OpenAI structure son offre cyberdéfense autour de Daybreak et de Codex Security
OpenAI lance Daybreak et Codex Security, des outils de cybersécurité défensive basés sur GPT-5.5 pour automatiser la revue de code et la gestion des menaces.
OpenAI formalise sous le nom de Daybreak sa stratégie pour intégrer ses modèles dans les workflows de cybersécurité défensive. L'idée centrale : combiner l'intelligence des modèles à un harnais agentique (Codex) et à un écosystème de partenaires sécurité pour que la résilience devienne une propriété native du code, et non un correctif appliqué après coup.
Le périmètre fonctionnel couvre la revue de code sécurisée, la modélisation des menaces, la validation de patchs, l'analyse de risques de dépendances, la détection et le guide de remédiation, intégrés au cycle de développement quotidien.
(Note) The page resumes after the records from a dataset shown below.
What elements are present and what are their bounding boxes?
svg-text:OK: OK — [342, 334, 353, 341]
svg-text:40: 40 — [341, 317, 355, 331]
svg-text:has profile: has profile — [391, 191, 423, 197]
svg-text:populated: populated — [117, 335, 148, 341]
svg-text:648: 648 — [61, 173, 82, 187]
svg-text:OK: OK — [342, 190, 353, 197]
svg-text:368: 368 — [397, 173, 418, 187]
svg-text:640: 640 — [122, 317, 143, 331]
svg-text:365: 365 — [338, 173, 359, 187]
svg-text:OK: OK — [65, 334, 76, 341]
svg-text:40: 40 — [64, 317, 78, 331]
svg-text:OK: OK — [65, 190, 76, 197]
Codex Security, brique opérationnelle de l'ensemble, construit un modèle de menace éditable à partir du dépôt, oriente l'analyse vers les chemins d'attaque réalistes et le code à forte exposition, génère et teste des patchs directement dans les repositories sous accès contrôlé, puis renvoie les preuves d'audit dans les systèmes existants.
Trois niveaux d'accès structurent l'offre : GPT-5.5 par défaut avec garde-fous standards, GPT-5.5 avec Trusted Access for Cyber pour les travaux défensifs vérifiés (triage de vulnérabilités, analyse de malware, détection), et GPT-5.5-Cyber au comportement plus permissif pour les workflows spécialisés autorisés comme le red teaming et le pentest, assortis de contrôles de compte et de vérification renforcés.
Plusieurs partenaires sécurité figurent sur la page produit, parmi lesquels Cloudflare, Cisco, CrowdStrike, Palo Alto Networks, Oracle, Zscaler, Akamai et Fortinet. OpenAI évoque un déploiement itératif dans les semaines à venir avec ses partenaires industriels et gouvernementaux, accompagné de modèles plus avancés en cybersécurité.